Public housing estate in Siu Sai Wan, Hong Kong

Harmony Garden (富欣花園) is a Home Ownership Scheme and Private Sector Participation Scheme court built on the reclaimed land in Siu Sai Wan, Hong Kong Island, Hong Kong near Siu Sai Wan Sports Ground, Siu Sai Wan Swimming Pool and Island Resort. It was jointly developed by the Hong Kong Housing Authority and Chevalier Group and has a total of eight residential blocks built in 1997.

==Houses==

| Name | Chinese name | Building type | Completed |
| Block 1 | 第1座 | Private Sector Participation Scheme | 1997 |
| Block 2 | 第2座 |
| Block 3 | 第3座 |
| Block 4 | 第4座 |
| Block 5 | 第5座 |
| Block 6 | 第6座 |
| Block 7 | 第7座 |
| Block 8 | 第8座 |

==Demographics==
According to the 2016 by-census, Harmony Garden had a population of 7,037. The median age was 46.6 and the majority of residents (95.8 per cent) were of Chinese ethnicity. The average household size was 3.2 people. The median monthly household income of all households (i.e. including both economically active and inactive households) was HK$38,800.

==Politics==
Harmony Garden is located in Yan Lam constituency of the Eastern District Council.

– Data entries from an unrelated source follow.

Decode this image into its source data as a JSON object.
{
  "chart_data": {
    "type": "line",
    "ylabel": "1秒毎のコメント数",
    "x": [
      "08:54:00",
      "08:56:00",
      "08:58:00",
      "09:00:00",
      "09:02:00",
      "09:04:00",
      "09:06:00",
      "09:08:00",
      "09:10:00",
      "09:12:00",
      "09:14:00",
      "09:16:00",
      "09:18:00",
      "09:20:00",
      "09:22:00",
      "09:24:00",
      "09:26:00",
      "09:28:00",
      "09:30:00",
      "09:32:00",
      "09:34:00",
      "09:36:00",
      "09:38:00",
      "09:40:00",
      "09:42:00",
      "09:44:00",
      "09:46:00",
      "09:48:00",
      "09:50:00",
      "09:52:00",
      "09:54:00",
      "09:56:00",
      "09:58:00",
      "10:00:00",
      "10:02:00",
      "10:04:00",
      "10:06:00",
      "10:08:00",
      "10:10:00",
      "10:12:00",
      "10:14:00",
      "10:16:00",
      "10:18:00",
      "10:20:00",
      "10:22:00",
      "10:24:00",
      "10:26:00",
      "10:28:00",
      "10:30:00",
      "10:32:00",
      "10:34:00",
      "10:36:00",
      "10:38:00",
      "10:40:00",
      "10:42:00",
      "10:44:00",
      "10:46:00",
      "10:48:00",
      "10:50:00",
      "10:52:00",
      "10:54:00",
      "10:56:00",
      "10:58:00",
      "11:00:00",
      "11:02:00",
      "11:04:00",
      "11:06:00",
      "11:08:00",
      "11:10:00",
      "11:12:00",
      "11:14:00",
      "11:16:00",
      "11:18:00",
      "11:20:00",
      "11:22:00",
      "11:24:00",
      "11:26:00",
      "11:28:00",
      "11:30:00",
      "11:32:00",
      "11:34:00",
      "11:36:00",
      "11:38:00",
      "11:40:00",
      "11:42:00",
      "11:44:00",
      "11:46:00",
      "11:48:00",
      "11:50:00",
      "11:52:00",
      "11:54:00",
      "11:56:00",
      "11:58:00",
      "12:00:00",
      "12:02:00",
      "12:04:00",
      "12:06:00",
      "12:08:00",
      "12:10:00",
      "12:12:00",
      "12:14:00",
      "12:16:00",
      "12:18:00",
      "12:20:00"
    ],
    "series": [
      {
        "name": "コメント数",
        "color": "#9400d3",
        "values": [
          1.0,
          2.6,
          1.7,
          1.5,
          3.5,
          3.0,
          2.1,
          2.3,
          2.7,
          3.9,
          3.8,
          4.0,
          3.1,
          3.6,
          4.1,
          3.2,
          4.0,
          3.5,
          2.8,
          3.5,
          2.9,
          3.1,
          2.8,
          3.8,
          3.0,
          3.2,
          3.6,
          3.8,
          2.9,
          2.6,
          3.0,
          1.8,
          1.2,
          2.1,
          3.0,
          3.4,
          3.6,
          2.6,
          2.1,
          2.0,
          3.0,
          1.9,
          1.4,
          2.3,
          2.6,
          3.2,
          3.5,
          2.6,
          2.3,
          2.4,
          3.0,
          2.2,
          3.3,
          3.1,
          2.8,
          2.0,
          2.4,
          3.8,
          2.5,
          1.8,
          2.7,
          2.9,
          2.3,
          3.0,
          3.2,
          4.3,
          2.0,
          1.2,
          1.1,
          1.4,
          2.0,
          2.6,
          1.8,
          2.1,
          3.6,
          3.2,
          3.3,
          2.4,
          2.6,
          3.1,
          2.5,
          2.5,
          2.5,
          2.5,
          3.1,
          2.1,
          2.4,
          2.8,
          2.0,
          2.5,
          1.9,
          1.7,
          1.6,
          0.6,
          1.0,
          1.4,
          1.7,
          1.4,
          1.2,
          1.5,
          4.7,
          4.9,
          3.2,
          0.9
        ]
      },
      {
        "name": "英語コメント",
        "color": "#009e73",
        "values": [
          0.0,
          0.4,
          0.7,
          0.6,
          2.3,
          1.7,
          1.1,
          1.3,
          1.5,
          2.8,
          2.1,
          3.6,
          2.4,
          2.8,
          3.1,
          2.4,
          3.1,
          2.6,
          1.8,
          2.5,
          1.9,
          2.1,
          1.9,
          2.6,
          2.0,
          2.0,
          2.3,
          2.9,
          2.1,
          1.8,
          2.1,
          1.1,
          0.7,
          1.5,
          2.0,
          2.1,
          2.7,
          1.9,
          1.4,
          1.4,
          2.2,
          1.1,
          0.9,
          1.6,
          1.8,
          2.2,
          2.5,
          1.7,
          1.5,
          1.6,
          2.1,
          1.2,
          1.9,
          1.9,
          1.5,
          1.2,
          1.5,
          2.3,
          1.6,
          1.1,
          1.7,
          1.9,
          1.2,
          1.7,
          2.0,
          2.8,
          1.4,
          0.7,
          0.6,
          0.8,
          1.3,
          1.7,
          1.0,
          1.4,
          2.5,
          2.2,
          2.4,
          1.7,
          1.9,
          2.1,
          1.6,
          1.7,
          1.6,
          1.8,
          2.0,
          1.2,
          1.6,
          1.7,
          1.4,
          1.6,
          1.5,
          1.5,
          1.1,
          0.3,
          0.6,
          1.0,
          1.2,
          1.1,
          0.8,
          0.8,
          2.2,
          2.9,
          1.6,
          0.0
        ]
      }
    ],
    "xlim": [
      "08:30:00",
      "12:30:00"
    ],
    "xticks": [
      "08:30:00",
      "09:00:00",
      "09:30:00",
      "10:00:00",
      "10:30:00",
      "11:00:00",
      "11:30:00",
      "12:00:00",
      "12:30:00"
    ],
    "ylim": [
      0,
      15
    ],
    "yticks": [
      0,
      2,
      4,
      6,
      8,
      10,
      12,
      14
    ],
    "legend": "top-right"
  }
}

It was formerly represented by Alice Ishigami Lee Fung-king, who was elected in the 2019 elections until July 2021.

==Education==
Harmony Garden is in Primary One Admission (POA) School Net 16. Within the school net are multiple aided schools (operated independently but funded with government money) and two government schools: Shau Kei Wan Government Primary School and Aldrich Bay Government Primary School.